I believe the Christian Reformed Church in North America and the Reformed Church in America should merge. Please tell me why they shouldn’t. I mean that literally. Please respond to this blog and tell me why they shouldn’t.
This is not a new conviction of mine. I remember sitting in a seminary class almost thirty years ago discussing Paul’s great calls for unity in I Corinthians and the professor passionately lamenting the sinful nature of the fractures in the body of Christ. Naïve kid that I was, I raised my hand and asked, “Why don’t the RCA and CRC merge?” I remember his answer clearly. The first reason was women’s ordination. In the intervening years, that’s been solved. The second was that a lot of denominational employees would lose their jobs. That reason causes two distinct thoughts to come into my mind.
- I don’t believe the purpose of a denomination is to employ people.
- Haven’t the cutbacks caused by the poor economy in recent years already left each denomination’s staff so thin a merger would actually help?
Whatever differences remain don't seem significant. What are the differences? Sunday evening worship?

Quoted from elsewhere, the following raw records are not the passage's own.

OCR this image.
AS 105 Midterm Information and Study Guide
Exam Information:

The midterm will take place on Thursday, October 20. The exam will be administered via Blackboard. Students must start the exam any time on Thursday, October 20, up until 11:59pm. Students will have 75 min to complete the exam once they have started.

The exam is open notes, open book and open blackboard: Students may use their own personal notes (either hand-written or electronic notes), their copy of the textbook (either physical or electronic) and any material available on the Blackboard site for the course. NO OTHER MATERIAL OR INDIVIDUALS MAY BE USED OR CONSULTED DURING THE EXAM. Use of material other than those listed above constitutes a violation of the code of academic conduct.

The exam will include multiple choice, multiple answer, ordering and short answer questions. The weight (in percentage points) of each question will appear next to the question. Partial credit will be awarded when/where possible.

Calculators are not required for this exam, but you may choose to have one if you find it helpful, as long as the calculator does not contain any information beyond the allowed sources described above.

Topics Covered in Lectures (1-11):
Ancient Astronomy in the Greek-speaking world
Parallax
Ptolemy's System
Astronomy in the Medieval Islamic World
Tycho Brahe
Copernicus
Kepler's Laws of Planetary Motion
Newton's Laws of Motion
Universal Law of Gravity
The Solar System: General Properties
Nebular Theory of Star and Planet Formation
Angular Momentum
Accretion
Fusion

I know (and applaud) all sorts of missional initiatives being done together between the two denominations. I know (and applaud) that the Pillar Church in Holland (where so much of the bitter divorce happened over a century and a half ago) is reconstituting itself as a joint CRC-RCA congregation. I know (and applaud) that West Michigan’s most influential philanthropist wants to see the two become one in his lifetime and his generosity has sparked many joint ventures.

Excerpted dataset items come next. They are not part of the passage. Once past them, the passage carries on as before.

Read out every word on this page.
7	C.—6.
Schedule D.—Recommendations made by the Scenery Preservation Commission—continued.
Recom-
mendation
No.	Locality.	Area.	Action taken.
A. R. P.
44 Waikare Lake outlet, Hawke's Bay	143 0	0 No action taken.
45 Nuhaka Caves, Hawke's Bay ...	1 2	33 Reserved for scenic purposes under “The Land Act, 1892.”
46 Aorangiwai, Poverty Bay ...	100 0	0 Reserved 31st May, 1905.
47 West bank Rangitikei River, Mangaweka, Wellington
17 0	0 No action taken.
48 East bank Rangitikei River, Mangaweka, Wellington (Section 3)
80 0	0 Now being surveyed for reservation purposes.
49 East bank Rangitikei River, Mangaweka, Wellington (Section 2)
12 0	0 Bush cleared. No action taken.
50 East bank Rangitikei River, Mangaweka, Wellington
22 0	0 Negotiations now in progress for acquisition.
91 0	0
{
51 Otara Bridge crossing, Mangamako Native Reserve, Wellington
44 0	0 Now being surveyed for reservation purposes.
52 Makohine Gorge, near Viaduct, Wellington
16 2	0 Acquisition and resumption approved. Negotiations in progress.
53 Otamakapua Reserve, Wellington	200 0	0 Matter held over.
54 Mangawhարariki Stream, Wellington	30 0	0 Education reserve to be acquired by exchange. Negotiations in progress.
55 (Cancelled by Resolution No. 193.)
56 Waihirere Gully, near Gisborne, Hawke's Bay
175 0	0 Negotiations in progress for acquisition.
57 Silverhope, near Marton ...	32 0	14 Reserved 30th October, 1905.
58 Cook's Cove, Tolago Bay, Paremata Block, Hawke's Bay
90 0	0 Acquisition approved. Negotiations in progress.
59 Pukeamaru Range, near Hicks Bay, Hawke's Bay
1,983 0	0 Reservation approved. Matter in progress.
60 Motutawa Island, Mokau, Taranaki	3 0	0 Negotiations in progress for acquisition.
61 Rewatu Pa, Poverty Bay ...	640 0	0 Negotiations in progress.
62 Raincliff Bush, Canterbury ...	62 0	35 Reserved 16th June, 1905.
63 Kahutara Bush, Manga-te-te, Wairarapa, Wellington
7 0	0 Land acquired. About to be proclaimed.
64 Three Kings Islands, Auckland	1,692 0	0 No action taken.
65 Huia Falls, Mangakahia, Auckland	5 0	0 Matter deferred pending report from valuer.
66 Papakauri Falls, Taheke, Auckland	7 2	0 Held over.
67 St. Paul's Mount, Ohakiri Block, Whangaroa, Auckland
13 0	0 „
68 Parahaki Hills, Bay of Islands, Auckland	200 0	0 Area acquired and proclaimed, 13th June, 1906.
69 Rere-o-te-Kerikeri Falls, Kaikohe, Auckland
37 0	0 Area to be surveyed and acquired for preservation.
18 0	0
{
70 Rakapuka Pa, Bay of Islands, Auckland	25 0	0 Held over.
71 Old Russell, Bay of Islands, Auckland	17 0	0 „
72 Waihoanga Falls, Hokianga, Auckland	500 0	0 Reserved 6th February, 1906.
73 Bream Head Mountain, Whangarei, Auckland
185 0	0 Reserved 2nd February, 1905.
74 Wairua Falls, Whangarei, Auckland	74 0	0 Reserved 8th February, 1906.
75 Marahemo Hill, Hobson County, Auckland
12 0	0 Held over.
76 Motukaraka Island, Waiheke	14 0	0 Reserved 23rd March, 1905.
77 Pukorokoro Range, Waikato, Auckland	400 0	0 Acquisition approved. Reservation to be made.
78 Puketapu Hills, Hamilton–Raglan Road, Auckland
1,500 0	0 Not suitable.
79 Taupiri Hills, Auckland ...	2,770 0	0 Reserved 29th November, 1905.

I just wonder what’s stopping a full merger from becoming reality.
When Branch Rickey was about to tell the world he had signed Jackie Robinson to break the long-standing color line in baseball he told a friend of his plans. “Branch,” his friend said, “All hell will break lose when you do this.” “No,” Mr. Rickey told his friend, “All heaven will rejoice.”
Heaven will rejoice if the CRC and RCA came back together. Why shouldn’t they?